Le travail de nuit reconnu, pour la première fois, comme un facteur du cancer du sein
Ancienne infirmière à l’hôpital de Sarreguemines (Moselle), aujourd’hui retraitée, Martine sait à l’unité près combien de nuits elle a passé au travail : 873, au cours de vingt-huit années de gardes, en cardiologie et en gynécologie. Le reste du temps, la soignante travaillait le matin ou l’après-midi, alternant les trois, parfois dans la même semaine. En 2009, Martine, qui souhaite que son nom ne soit pas publié, se dit qu’elle va souffler : à 48 ans, elle obtient de travailler de jour et aspire à une vie normale.
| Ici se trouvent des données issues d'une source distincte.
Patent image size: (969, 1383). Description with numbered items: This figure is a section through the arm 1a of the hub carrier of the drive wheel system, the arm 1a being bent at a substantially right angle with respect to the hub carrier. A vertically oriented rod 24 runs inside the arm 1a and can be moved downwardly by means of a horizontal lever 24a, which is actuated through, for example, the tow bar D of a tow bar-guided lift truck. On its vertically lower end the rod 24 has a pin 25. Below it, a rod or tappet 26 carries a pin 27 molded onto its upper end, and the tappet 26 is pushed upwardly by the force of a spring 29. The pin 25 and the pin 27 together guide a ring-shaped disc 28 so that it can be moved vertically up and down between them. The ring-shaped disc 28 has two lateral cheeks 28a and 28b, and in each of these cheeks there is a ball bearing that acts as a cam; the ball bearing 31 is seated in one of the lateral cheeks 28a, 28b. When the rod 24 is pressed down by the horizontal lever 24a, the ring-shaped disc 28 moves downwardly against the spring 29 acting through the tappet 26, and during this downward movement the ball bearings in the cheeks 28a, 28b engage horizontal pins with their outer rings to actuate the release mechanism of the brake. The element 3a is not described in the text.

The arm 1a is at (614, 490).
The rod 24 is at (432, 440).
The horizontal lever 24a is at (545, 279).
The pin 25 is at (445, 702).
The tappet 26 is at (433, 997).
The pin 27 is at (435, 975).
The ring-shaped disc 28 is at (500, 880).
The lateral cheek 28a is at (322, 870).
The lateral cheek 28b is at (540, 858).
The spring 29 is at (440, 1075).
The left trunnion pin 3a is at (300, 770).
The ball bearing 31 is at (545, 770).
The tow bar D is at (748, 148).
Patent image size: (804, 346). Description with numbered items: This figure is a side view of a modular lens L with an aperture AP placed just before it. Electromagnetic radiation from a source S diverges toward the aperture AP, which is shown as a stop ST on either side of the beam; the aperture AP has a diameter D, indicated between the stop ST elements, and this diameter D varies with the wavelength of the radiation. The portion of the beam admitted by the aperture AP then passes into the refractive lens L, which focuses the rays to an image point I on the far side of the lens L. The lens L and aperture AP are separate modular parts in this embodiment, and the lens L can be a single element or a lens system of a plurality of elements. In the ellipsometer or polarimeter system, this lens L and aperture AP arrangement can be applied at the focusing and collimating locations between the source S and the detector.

Espoirs douchés quand elle apprend peu après qu’elle souffre d’un cancer du sein. Quatorze ans plus tard, la sexagénaire a obtenu que cette pathologie soit reconnue comme une maladie professionnelle liée à ses années de travail de nuit. Une décision inédite, qui ouvre droit à une indemnisation et marque une victoire plus que symbolique : la CFDT des mineurs de Lorraine se bat depuis plus de cinq ans pour alerter sur les facteurs professionnels du cancer du sein.
La nouvelle, rendue publique à la fin du mois de mars, émane du conseil médical, instance départementale chargée de statuer sur les demandes de reconnaissance de maladies professionnelles dans la fonction publique. Josiane Clavelin ne boude pas son plaisir. « Ça remet un peu de peps dans notre combat », commente cette aide-soignante en retraite, membre du syndicat. En binôme avec Brigitte Clément, elle aussi syndicaliste, elle a aidé Martine à constituer son dossier.
Tumeurs malignes
Les deux femmes animent des permanences dans le pavillon du syndicat à Freyming-Merlebach (Moselle). En octobre 2021, quand Le Monde l’y avait rencontrée, Martine était arrivée pleine d’une colère rentrée, convaincue que « ce n’était même pas la peine d’y aller », tant les chances de succès lui semblaient minces. Aucun médecin n’avait voulu signer de certificat attestant d’un lien possible entre son cancer et son travail de nuit. Ensemble, elles ont retrouvé les traces de ses gardes et construit un argumentaire pour démontrer le lien de causalité.
Josiane Clavelin est une lanceuse d’alerte. Dans les années 1990 et 2000, la retraitée exerce à l’hôpital de Freyming-Merlebach. Autour d’elle, des dizaines d’infirmières et d’aides-soignantes développent des tumeurs malignes au sein. La plupart ne présentent aucun facteur de risque connu dans leur vie personnelle : antécédents génétiques, sédentarité, alcool… Josiane Clavelin a très tôt l’intuition que le cancer du sein, multifactoriel, peut prospérer sur des causes professionnelles.